Wenn ich jetzt in ner Funktion damit rechnen will, zeige ich dann mit einem Pointer auf einen Pointer?


----------



## xEbo (8. Juni 2012)

Bei dynamischen Objekten empfiehlt es sich aus den Instanzen eine Liste zu machen. Das Problem was auftritt wenn du einenen Array anlegst, du kannst nicht einfach Objekte löschen. Ein Ball der bspw. auf einem Spielfeld ist bleibt nicht zwingend auf dem Spielfeld und muss ggf. "zerstört" werden.
Daher nimmst du deine Struktur und setzt ein oder 2 neue pointer. Die Pointer zeigen dann immer auf das nächste oder vorhergende Objekt. Nennt sich dann verkettete Liste.

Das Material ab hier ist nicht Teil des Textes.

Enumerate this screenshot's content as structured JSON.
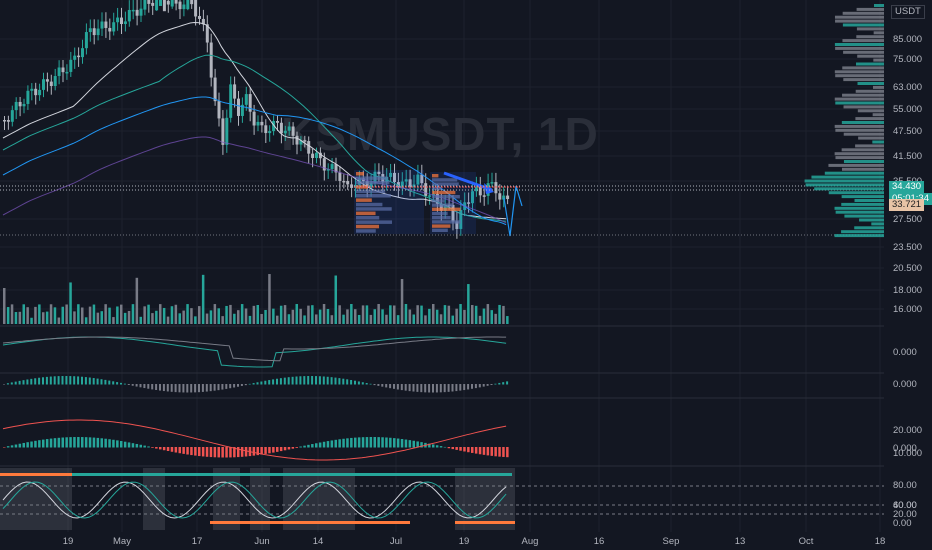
{
  "chart_data": {
    "type": "candlestick",
    "watermark": "KSMUSDT, 1D",
    "quote_currency": "USDT",
    "last_price": "34.430",
    "countdown": "05:01:34",
    "marker_price": "33.721",
    "price_axis_ticks": [
      "85.000",
      "75.000",
      "63.000",
      "55.000",
      "47.500",
      "41.500",
      "35.500",
      "27.500",
      "23.500",
      "20.500",
      "18.000",
      "16.000"
    ],
    "time_axis_ticks": [
      "19",
      "May",
      "17",
      "Jun",
      "14",
      "Jul",
      "19",
      "Aug",
      "16",
      "Sep",
      "13",
      "Oct",
      "18"
    ],
    "indicator_ticks": {
      "panel1": [
        "0.000"
      ],
      "panel2": [
        "0.000"
      ],
      "panel3": [
        "20.000",
        "10.000",
        "0.000"
      ],
      "panel4": [
        "80.00",
        "60.00",
        "40.00",
        "20.00",
        "0.00"
      ]
    },
    "colors": {
      "background": "#131722",
      "up": "#26a69a",
      "down": "#b2b5be",
      "ma_fast": "#d1d4dc",
      "ma_mid": "#2196f3",
      "ma_slow": "#7e57c2",
      "accent_red": "#ef5350",
      "accent_orange": "#ff7a3c",
      "arrow_blue": "#2962ff"
    },
    "log_scale": true
  }
}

Du musst dann nurnoch das erste Objekt in der Liste speichern und kannst von dort aus die gesamte Liste durchgehen und deine Attribute setzen. Ein neues Element hinzufügen ist keine Problem, eines entfernen auch nicht. Mit einem new [] ist das so ohne weiteres nicht leicht zu realisieren.

Ein kleiner Hinweis am Rande: der Befehl new ist C++ Sprachraum während struct C Sprachraum ist. Beides vermischen ist kein guter Stil und kann unter anderem die Portierbarkeit deines Codes einschränken. Daher entweder C++ class nehmen oder malloc() für C.


----------



## bingo88 (8. Juni 2012)

> Ein kleiner Hinweis am Rande: der Befehl new ist C++ Sprachraum während  struct C Sprachraum ist. Beides vermischen ist kein guter Stil und kann  unter anderem die Portierbarkeit deines Codes einschränken. Daher  entweder C++ class nehmen oder malloc() für C.


Nein. In C++ ist struct dasselbe wie class, nur das per Default alle Attribute bei struct public sind.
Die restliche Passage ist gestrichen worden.